Zhang Yan, Dong Yuan, Xiong Zhenyu, Zhu Zhengru, Gao Fanya, Wang Tingting, Man Wanrong, Sun Dong, Lin Jie, Li Tongbin, Li Congye, Zhao Zhijing, Shen Min, Sun Dongdong, Fan Yanhong
Department of Cardiology, Xijing Hospital, Fourth Military Medical University, Xi'an, People's Republic of China.
Department of Otolaryngology Head and Neck Surgery, First Hospital of Lanzhou University, Lanzhou, People's Republic of China.
Diabetes Metab Syndr Obes. 2020 Dec 7;13:4801-4808. doi: 10.2147/DMSO.S287287. eCollection 2020.

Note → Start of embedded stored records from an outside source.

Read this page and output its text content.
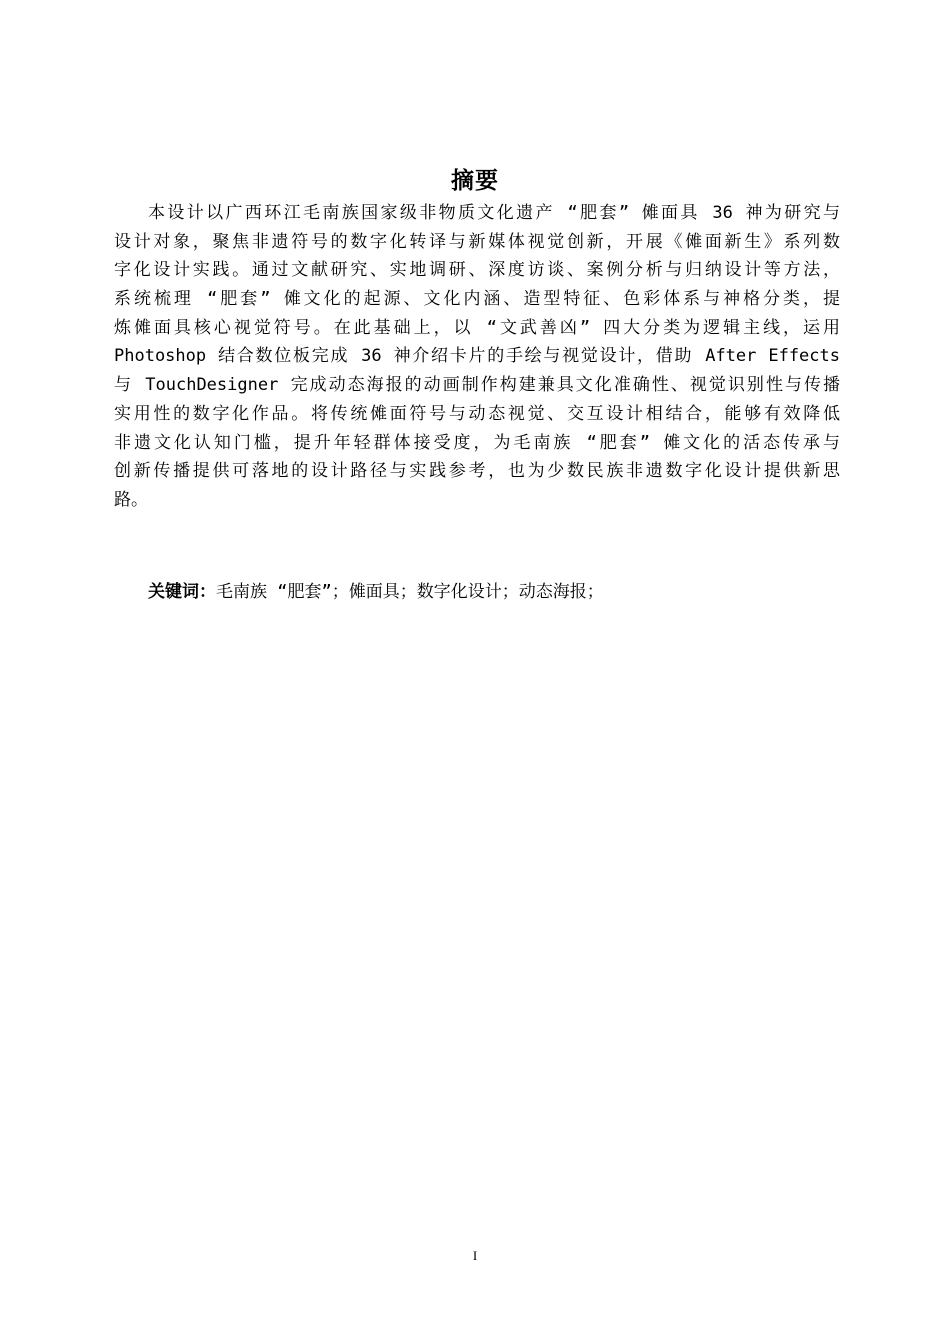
摘要
本设计以广西环江毛南族国家级非物质文化遗产 “肥套” 傩面具 36 神为研究与
设计对象，聚焦非遗符号的数字化转译与新媒体视觉创新，开展《傩面新生》系列数
字化设计实践。通过文献研究、实地调研、深度访谈、案例分析与归纳设计等方法，
系统梳理 “肥套” 傩文化的起源、文化内涵、造型特征、色彩体系与神格分类，提
炼傩面具核心视觉符号。在此基础上，以 “文武善凶” 四大分类为逻辑主线，运用
Photoshop 结合数位板完成 36 神介绍卡片的手绘与视觉设计，借助 After Effects
与 TouchDesigner 完成动态海报的动画制作构建兼具文化准确性、视觉识别性与传播
实用性的数字化作品。将传统傩面符号与动态视觉、交互设计相结合，能够有效降低
非遗文化认知门槛，提升年轻群体接受度，为毛南族 “肥套” 傩文化的活态传承与
创新传播提供可落地的设计路径与实践参考，也为少数民族非遗数字化设计提供新思
路。
关键词：毛南族 “肥套”；傩面具；数字化设计；动态海报；
I
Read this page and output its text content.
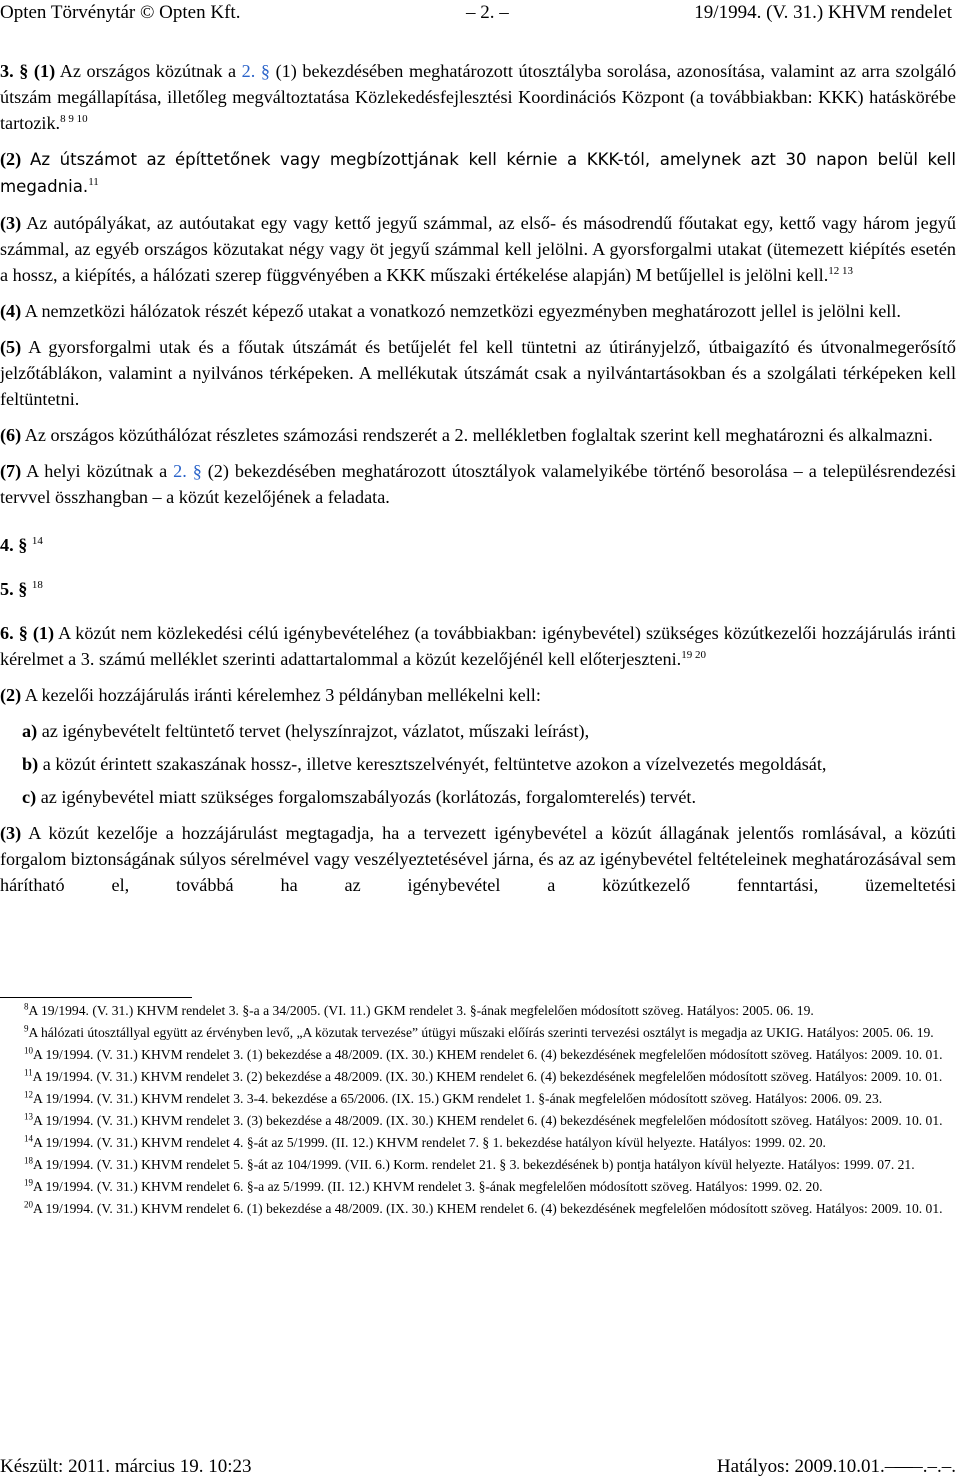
Opten Törvénytár © Opten Kft.	– 2. –	19/1994. (V. 31.) KHVM rendelet

3. § (1) Az országos közútnak a 2. § (1) bekezdésében meghatározott útosztályba sorolása, azonosítása, valamint az arra szolgáló útszám megállapítása, illetőleg megváltoztatása Közlekedésfejlesztési Koordinációs Központ (a továbbiakban: KKK) hatáskörébe tartozik.$^{8 9 10}$

(2) Az útszámot az építtetőnek vagy megbízottjának kell kérnie a KKK-tól, amelynek azt 30 napon belül kell megadnia.$^{11}$

(3) Az autópályákat, az autóutakat egy vagy kettő jegyű számmal, az első- és másodrendű főutakat egy, kettő vagy három jegyű számmal, az egyéb országos közutakat négy vagy öt jegyű számmal kell jelölni. A gyorsforgalmi utakat (ütemezett kiépítés esetén a hossz, a kiépítés, a hálózati szerep függvényében a KKK műszaki értékelése alapján) M betűjellel is jelölni kell.$^{12 13}$

(4) A nemzetközi hálózatok részét képező utakat a vonatkozó nemzetközi egyezményben meghatározott jellel is jelölni kell.

(5) A gyorsforgalmi utak és a főutak útszámát és betűjelét fel kell tüntetni az útirányjelző, útbaigazító és útvonalmegerősítő jelzőtáblákon, valamint a nyilvános térképeken. A mellékutak útszámát csak a nyilvántartásokban és a szolgálati térképeken kell feltüntetni.

(6) Az országos közúthálózat részletes számozási rendszerét a 2. mellékletben foglaltak szerint kell meghatározni és alkalmazni.

(7) A helyi közútnak a 2. § (2) bekezdésében meghatározott útosztályok valamelyikébe történő besorolása – a településrendezési tervvel összhangban – a közút kezelőjének a feladata.

4. § $^{14}$

5. § $^{18}$

6. § (1) A közút nem közlekedési célú igénybevételéhez (a továbbiakban: igénybevétel) szükséges közútkezelői hozzájárulás iránti kérelmet a 3. számú melléklet szerinti adattartalommal a közút kezelőjénél kell előterjeszteni.$^{19 20}$

(2) A kezelői hozzájárulás iránti kérelemhez 3 példányban mellékelni kell:

a) az igénybevételt feltüntető tervet (helyszínrajzot, vázlatot, műszaki leírást),

b) a közút érintett szakaszának hossz-, illetve keresztszelvényét, feltüntetve azokon a vízelvezetés megoldását,

c) az igénybevétel miatt szükséges forgalomszabályozás (korlátozás, forgalomterelés) tervét.

(3) A közút kezelője a hozzájárulást megtagadja, ha a tervezett igénybevétel a közút állagának jelentős romlásával, a közúti forgalom biztonságának súlyos sérelmével vagy veszélyeztetésével járna, és az az igénybevétel feltételeinek meghatározásával sem hárítható el, továbbá ha az igénybevétel a közútkezelő fenntartási, üzemeltetési

$^8$A 19/1994. (V. 31.) KHVM rendelet 3. §-a a 34/2005. (VI. 11.) GKM rendelet 3. §-ának megfelelően módosított szöveg. Hatályos: 2005. 06. 19.

$^9$A hálózati útosztállyal együtt az érvényben levő, „A közutak tervezése” útügyi műszaki előírás szerinti tervezési osztályt is megadja az UKIG. Hatályos: 2005. 06. 19.

$^{10}$A 19/1994. (V. 31.) KHVM rendelet 3. (1) bekezdése a 48/2009. (IX. 30.) KHEM rendelet 6. (4) bekezdésének megfelelően módosított szöveg. Hatályos: 2009. 10. 01.

$^{11}$A 19/1994. (V. 31.) KHVM rendelet 3. (2) bekezdése a 48/2009. (IX. 30.) KHEM rendelet 6. (4) bekezdésének megfelelően módosított szöveg. Hatályos: 2009. 10. 01.

$^{12}$A 19/1994. (V. 31.) KHVM rendelet 3. 3-4. bekezdése a 65/2006. (IX. 15.) GKM rendelet 1. §-ának megfelelően módosított szöveg. Hatályos: 2006. 09. 23.

$^{13}$A 19/1994. (V. 31.) KHVM rendelet 3. (3) bekezdése a 48/2009. (IX. 30.) KHEM rendelet 6. (4) bekezdésének megfelelően módosított szöveg. Hatályos: 2009. 10. 01.

$^{14}$A 19/1994. (V. 31.) KHVM rendelet 4. §-át az 5/1999. (II. 12.) KHVM rendelet 7. § 1. bekezdése hatályon kívül helyezte. Hatályos: 1999. 02. 20.

$^{18}$A 19/1994. (V. 31.) KHVM rendelet 5. §-át az 104/1999. (VII. 6.) Korm. rendelet 21. § 3. bekezdésének b) pontja hatályon kívül helyezte. Hatályos: 1999. 07. 21.

$^{19}$A 19/1994. (V. 31.) KHVM rendelet 6. §-a az 5/1999. (II. 12.) KHVM rendelet 3. §-ának megfelelően módosított szöveg. Hatályos: 1999. 02. 20.

$^{20}$A 19/1994. (V. 31.) KHVM rendelet 6. (1) bekezdése a 48/2009. (IX. 30.) KHEM rendelet 6. (4) bekezdésének megfelelően módosított szöveg. Hatályos: 2009. 10. 01.

Készült: 2011. március 19. 10:23	Hatályos: 2009.10.01.–—–.–.–.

Endothelial-to-mesenchymal transition (EndMT) is an important source of myofibroblasts that directly affects cardiac function in diabetic cardiomyopathy (DCM) via an unknown underlying mechanism. Sirt6 is a member of the Sirtuin family of NAD(+)-dependent enzymes that plays an important role in glucose and fatty acid metabolism. In this study, we investigated whether Sirt6 participates in EndMT during the development of T2DM and the possible underlying regulatory mechanisms.

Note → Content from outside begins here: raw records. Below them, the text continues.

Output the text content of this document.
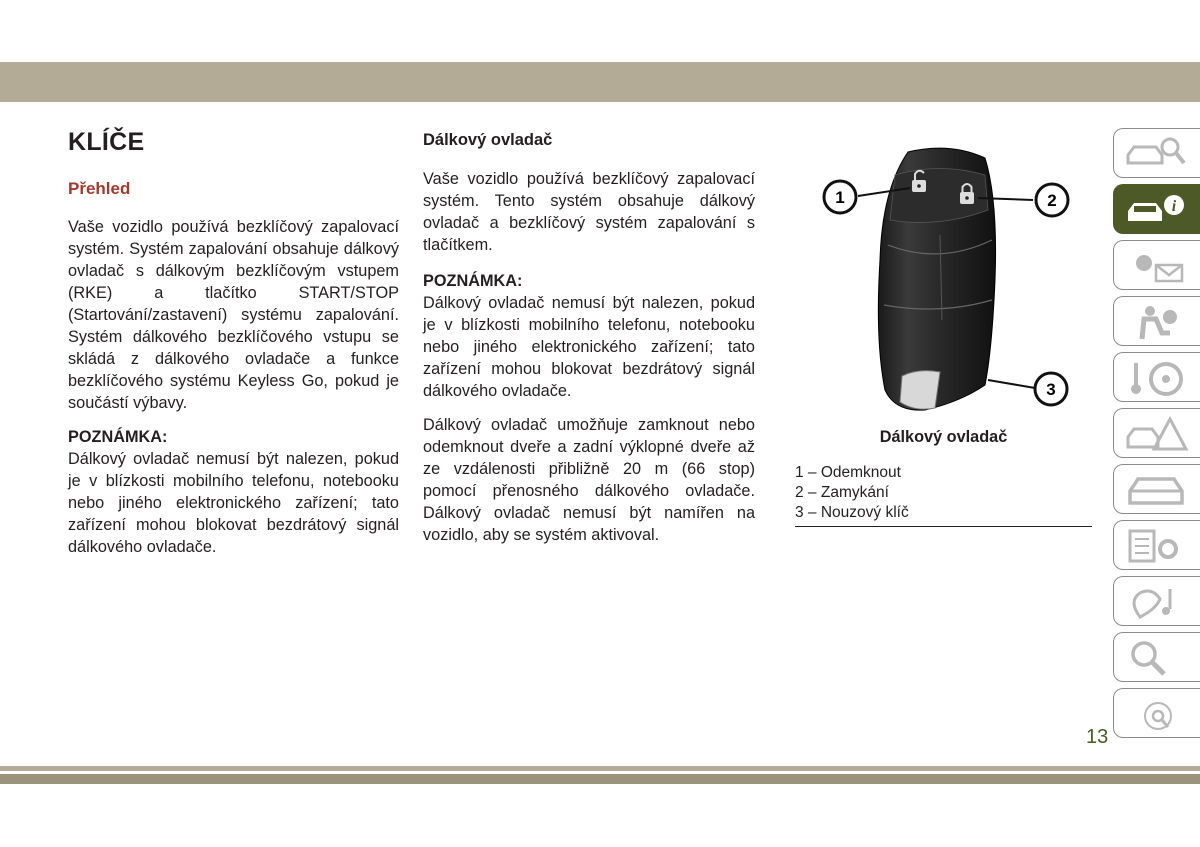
KLÍČE
Přehled

Vaše vozidlo používá bezklíčový zapalovací systém. Systém zapalování obsahuje dálkový ovladač s dálkovým bezklíčovým vstupem (RKE) a tlačítko START/STOP (Startování/zastavení) systému zapalování. Systém dálkového bezklíčového vstupu se skládá z dálkového ovladače a funkce bezklíčového systému Keyless Go, pokud je součástí výbavy.

POZNÁMKA:

Dálkový ovladač nemusí být nalezen, pokud je v blízkosti mobilního telefonu, notebooku nebo jiného elektronického zařízení; tato zařízení mohou blokovat bezdrátový signál dálkového ovladače.

Dálkový ovladač

Vaše vozidlo používá bezklíčový zapalovací systém. Tento systém obsahuje dálkový ovladač a bezklíčový systém zapalování s tlačítkem.

POZNÁMKA:

Dálkový ovladač nemusí být nalezen, pokud je v blízkosti mobilního telefonu, notebooku nebo jiného elektronického zařízení; tato zařízení mohou blokovat bezdrátový signál dálkového ovladače.

Dálkový ovladač umožňuje zamknout nebo odemknout dveře a zadní výklopné dveře až ze vzdálenosti přibližně 20 m (66 stop) pomocí přenosného dálkového ovladače. Dálkový ovladač nemusí být namířen na vozidlo, aby se systém aktivoval.

1	2
3
Dálkový ovladač
1 – Odemknout
2 – Zamykání
3 – Nouzový klíč
i
13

Endothelium-specific Sirt6 knockout (Sirt6-KO) mice (C57BL/6 genetic background) were generated using the classic Cre/loxp gene recombination system. T2DM was induced in eight-week-old male mice by feeding with a high-fat diet for three weeks followed by i.p. injection with 30 mg/kg of streptozotocin. The weight, lipids profiles, insulin, food intake and water intake of experimental animals were measured on a weekly basis. Cardiac microvascular endothelial cells (CMECs) were obtained from adult male mice; the isolated cells were cultured with high glucose (HG; 33 mmol/L) and palmitic acid (PA; 500 μmol/L) in DMEM for 24 h, or with normal glucose (NG; 5 mmol/L) as the control.
Sirt6 expression is significantly downregulated in CMECs treated with HG+PA. Additionally, Sirt6-KO was found to worsen DCM, as indicated by aggravated perivascular fibrosis, cardiomyocyte hypertrophy, and decreased cardiac function. In vitro, Sirt6 knockdown exacerbated the proliferation, and migration of CMECs exposed to HG+PA. Mechanistically, Sirt6 knockdown significantly enhanced Notch1 activation in CMECs treated with HG+PA, whereas Notch1 adenoviral interference significantly blunted the effects of Sirt6 knockdown on CMECs.
This study is the first to demonstrate that Sirt6 participates in EndMT via the Notch1 signaling pathway in CMECs stimulated with HG+PA. Therefore, the findings of this study suggest that Sirt6 could provide a potential treatment strategy for DCM.
内皮-间充质转化(EndMT)是肌成纤维细胞的重要来源,其通过未知的潜在机制直接影响糖尿病性心肌病(DCM)的心脏功能。Sirt6是烟酰胺腺嘌呤二核苷酸(NAD⁺)依赖性酶的沉默调节蛋白家族成员,在葡萄糖和脂肪酸代谢中起重要作用。在本研究中,我们调查了Sirt6是否参与2型糖尿病(T2DM)发展过程中的EndMT以及可能的潜在调控机制。
使用经典的Cre/loxp基因重组系统构建内皮特异性Sirt6基因敲除(Sirt6-KO)小鼠(C57BL/6遗传背景)。8周龄雄性小鼠通过高脂饮食喂养3周,随后腹腔注射30 mg/kg链脲佐菌素诱导T2DM。每周测量实验动物的体重、血脂谱、胰岛素、食物摄入量和饮水量。从成年雄性小鼠中获取心脏微血管内皮细胞(CMECs);将分离的细胞在含有高糖(HG;33 mmol/L)和棕榈酸(PA;500 μmol/L)的DMEM中培养24小时,或用正常葡萄糖(NG;5 mmol/L)作为对照。
用HG+PA处理的CMECs中Sirt6表达显著下调。此外,发现Sirt6-KO会加重DCM,表现为血管周围纤维化加重、心肌细胞肥大和心脏功能下降。在体外,Sirt6基因敲低加剧了暴露于HG+PA的CMECs的增殖和迁移。机制上,Sirt6基因敲低显著增强了用HG+PA处理的CMECs中的Notch1激活,而Notch1腺病毒干扰显著减弱了Sirt6基因敲低对CMECs的影响。
本研究首次证明Sirt6在HG+PA刺激的CMECs中通过Notch1信号通路参与EndMT。因此,本研究结果表明Sirt6可为DCM提供潜在的治疗策略。